December 10, 2015

 

Purdue's plant phenotyping facility gets funding from US corn, soy bodies

 

 

Two groups in the US, representing Indiana's corn and soybean farmers, are making a US$4 million investment in automated plant phenotyping research and education to expand Purdue University's innovative work in plant sciences, according to a news report by the university.

 

The Indiana Soybean Alliance will provide US$1 million in soybean checkoff funds to buy equipment for the new phenotyping facility at the Purdue Agronomy Center for Research and Education, while the Indiana Corn Marketing Council will deliver the same amount in corn checkoff funds to support the facility's construction.

 

An additional US$1 million from each organisation will be placed into two endowments to fund perpetuity corn and soybean research related to plant phenotyping and technology innovation.

 

The support for plant phenotyping - identifying and measuring plant characteristics - was announced on December 7 at a celebration event at ACRE. The facility, currently under construction, is scheduled to open next spring.

 

The plant sciences initiative is a component of Purdue Moves, a series of university initiatives announced by President Mitch Daniels in 2013 to broaden Purdue's global impact and enhance educational opportunities for its students.

 

"The commitment that Indiana's corn and soybean farmers have shown through these two organisations supports a facility that is a fundamental part of the university's long-term strategy to advance research and education in plant sciences," Daniels said. "It will help today's and tomorrow's scientists at Purdue to discover more ways in helping the world to meet an increasing demand for food as the population grows rapidly."

 

The objective of the two organisations' checkoff investments is to improve corn and soybean yields using key data and advanced technology to enhance sustainable production practices while keeping Indiana farmers competitive in the global market.

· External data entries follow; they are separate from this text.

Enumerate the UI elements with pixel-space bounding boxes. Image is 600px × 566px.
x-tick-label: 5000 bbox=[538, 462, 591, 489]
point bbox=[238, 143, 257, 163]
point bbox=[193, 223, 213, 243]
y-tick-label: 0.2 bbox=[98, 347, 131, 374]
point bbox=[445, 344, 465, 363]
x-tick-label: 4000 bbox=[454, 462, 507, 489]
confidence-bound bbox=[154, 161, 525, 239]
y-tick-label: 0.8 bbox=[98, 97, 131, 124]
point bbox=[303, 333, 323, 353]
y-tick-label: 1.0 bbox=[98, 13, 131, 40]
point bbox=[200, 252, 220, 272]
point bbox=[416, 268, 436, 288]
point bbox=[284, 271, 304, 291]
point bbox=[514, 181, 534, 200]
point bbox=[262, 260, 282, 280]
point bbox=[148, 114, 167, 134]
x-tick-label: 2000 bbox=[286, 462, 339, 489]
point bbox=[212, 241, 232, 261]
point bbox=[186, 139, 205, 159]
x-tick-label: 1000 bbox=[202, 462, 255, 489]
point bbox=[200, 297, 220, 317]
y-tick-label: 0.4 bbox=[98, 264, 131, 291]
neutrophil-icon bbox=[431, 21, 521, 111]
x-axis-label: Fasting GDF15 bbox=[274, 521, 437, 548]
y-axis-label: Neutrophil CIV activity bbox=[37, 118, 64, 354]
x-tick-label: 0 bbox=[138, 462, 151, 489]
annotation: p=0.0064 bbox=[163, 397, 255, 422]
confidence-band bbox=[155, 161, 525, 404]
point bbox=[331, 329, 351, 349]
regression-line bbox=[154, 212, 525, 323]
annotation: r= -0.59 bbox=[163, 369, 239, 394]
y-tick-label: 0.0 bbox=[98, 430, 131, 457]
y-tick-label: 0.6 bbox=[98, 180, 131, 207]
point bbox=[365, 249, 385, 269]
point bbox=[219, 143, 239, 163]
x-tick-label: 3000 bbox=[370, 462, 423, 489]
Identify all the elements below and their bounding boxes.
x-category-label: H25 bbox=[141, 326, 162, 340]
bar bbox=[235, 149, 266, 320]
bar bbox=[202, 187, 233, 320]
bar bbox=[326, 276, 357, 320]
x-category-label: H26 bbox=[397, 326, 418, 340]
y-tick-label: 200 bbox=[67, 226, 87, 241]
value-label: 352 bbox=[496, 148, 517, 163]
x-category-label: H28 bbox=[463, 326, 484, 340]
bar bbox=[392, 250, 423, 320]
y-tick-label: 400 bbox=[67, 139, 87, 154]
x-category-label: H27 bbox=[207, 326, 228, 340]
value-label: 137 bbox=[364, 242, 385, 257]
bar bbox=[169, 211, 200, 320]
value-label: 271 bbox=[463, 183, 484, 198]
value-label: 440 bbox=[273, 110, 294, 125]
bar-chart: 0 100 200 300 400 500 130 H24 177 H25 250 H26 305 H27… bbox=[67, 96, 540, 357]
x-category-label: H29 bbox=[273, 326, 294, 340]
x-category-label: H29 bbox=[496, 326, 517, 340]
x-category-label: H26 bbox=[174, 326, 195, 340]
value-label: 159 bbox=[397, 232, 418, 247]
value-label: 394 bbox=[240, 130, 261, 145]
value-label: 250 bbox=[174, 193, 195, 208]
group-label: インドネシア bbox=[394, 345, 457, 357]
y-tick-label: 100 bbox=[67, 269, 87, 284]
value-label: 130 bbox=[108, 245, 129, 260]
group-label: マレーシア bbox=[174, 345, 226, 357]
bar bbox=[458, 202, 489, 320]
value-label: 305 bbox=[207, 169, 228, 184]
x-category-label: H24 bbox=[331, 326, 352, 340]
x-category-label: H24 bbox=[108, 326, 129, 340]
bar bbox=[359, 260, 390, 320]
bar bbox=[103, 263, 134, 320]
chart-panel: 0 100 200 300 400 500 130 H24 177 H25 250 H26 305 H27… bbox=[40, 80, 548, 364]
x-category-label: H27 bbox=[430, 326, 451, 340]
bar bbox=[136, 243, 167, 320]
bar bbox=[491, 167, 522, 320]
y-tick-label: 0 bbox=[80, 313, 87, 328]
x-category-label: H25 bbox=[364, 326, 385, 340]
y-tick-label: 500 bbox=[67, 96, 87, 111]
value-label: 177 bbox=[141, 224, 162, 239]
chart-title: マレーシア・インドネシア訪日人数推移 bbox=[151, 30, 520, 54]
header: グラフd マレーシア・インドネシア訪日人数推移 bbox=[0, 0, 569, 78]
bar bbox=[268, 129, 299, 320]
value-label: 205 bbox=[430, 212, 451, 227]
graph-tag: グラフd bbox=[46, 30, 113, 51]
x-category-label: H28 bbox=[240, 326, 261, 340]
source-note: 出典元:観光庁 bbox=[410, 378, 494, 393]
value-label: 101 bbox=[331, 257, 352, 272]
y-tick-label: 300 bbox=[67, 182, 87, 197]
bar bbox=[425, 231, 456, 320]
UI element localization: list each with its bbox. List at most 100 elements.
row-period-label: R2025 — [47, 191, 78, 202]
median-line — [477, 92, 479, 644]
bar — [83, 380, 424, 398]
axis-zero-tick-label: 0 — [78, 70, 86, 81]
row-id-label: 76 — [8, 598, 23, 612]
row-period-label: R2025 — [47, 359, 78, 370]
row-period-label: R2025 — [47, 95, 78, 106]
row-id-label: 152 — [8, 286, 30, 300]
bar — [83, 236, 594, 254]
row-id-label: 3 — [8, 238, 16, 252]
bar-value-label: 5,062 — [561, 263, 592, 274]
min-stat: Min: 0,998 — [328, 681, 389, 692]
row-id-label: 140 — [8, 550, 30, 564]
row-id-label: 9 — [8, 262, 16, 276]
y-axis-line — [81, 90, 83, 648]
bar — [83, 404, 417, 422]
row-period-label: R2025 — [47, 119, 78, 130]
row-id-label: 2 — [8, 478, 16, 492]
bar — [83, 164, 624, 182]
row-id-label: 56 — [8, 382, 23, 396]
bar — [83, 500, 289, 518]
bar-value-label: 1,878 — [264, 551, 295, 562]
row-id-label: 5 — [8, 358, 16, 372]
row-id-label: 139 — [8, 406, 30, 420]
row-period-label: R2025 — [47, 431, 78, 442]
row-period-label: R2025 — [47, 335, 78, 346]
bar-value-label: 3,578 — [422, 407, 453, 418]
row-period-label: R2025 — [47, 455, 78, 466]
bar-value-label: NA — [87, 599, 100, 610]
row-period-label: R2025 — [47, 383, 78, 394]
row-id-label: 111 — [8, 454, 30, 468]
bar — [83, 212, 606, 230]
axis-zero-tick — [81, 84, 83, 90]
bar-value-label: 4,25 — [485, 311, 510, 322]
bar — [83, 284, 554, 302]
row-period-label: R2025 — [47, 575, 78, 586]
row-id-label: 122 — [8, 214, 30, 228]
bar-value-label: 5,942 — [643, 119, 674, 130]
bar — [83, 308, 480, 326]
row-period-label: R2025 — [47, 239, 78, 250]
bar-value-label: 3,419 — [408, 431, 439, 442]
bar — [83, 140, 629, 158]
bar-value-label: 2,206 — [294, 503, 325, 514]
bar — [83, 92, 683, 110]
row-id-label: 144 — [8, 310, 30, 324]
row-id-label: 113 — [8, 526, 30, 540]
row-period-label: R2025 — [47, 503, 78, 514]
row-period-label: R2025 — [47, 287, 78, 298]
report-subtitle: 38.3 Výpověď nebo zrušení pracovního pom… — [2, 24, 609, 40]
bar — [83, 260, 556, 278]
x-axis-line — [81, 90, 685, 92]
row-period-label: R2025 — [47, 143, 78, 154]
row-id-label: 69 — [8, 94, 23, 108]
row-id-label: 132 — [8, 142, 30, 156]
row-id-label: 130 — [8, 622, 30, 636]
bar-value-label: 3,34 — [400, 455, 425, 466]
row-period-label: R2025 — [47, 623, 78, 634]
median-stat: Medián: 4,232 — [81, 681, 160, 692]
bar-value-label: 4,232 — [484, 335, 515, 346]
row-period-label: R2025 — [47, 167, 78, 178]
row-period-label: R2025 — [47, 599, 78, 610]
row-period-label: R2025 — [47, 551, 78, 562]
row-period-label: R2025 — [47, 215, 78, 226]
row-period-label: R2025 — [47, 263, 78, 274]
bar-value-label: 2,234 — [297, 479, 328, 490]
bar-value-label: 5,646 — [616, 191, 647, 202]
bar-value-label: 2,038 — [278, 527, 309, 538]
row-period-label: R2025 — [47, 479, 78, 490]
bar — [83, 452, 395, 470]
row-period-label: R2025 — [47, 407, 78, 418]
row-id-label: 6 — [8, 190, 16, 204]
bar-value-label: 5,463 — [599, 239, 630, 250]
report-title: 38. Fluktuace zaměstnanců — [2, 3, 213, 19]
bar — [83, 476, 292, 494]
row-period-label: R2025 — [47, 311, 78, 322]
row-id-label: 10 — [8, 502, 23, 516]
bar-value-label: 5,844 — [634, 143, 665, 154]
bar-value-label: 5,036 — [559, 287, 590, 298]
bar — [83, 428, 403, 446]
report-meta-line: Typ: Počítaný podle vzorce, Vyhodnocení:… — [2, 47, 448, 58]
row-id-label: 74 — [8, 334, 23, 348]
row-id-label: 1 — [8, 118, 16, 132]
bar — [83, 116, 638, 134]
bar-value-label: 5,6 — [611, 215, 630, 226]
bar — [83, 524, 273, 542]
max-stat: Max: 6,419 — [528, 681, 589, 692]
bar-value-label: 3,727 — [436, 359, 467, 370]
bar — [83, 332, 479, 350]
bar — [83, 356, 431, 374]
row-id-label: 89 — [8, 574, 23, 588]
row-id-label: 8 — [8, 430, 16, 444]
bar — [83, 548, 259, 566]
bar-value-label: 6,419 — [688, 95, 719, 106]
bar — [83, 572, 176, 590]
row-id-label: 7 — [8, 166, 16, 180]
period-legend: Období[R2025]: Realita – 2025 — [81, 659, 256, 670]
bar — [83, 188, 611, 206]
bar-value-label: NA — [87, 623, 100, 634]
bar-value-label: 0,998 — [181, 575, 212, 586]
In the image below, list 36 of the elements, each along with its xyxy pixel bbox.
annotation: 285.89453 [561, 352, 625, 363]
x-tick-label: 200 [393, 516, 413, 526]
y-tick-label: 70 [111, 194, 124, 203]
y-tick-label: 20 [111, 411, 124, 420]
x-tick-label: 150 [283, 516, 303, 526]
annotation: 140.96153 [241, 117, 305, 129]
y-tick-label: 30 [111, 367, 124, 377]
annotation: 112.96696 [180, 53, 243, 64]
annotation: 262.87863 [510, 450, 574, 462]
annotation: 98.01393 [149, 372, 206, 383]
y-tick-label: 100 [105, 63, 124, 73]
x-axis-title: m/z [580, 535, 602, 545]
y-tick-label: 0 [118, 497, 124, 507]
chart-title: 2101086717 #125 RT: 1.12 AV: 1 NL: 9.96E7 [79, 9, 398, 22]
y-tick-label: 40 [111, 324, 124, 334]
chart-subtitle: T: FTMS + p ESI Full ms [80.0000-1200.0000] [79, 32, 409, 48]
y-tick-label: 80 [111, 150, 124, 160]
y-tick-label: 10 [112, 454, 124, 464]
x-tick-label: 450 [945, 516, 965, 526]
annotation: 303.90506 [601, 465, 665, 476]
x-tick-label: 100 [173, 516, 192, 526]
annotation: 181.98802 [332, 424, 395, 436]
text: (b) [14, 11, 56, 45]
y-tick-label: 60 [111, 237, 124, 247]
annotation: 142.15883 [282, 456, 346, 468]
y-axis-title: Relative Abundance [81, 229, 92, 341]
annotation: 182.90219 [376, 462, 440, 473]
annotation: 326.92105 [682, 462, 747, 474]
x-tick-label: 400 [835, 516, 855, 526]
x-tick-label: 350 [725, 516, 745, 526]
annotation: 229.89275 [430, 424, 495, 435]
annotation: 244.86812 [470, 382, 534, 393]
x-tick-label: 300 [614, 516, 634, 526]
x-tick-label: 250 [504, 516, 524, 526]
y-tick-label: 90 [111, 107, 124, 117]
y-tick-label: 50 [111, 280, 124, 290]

Farmers will benefit from path-breaking research at the phenotyping facility.

 

The facility, one of its kind at a US university, will serve as a catalyst and hub congregating multidisciplinary teams of faculty and students to develop innovative technologies in agriculture.

 

Phenomics data on crops grown at the agronomy center will be gathered from high-tech equipment above, on and under the ground and transferred by fiber-optic cable to the university's high-performance computing facilities for analysis.

 

Researchers will assess the physical characteristics of plants so farmers can adopt crop production practices to enhance sustainability as well as improving crop productivity and nutritional attributes.

 

David Lowe, the president of Indiana Soybean Alliance and a farmer from Dunkirk, said the investment reflects the group's successful involvement with Purdue over more than 20 years of the soybean checkoff.

 

"This project is an opportunity to continue that partnership and for our farmers to be on the forefront of research that can help develop technology that will move agriculture forward," he said.

 

Dennis Maple, the president of Indiana Corn Marketing Council and a farmer from Greentown, said the project rouses excitement not only due to the long-term benefits that the research will bring to the group's operations and industry but also because of the number of students reached through the facility.

 

"We need the best scientists working on corn and soybean issues today and into the future, and our investment at Purdue will ensure that this happens," he said.

 

Karen Plaut, the senior associate dean for research and faculty affairs in the College of Agriculture, said the investments of the two groups "will help Purdue apply state-of-the-art technology and data analysis to enhance decision-making abilities and increase profitability for farmers."

 

"We're excited about what this partnership will bring to the agriculture industry," she said.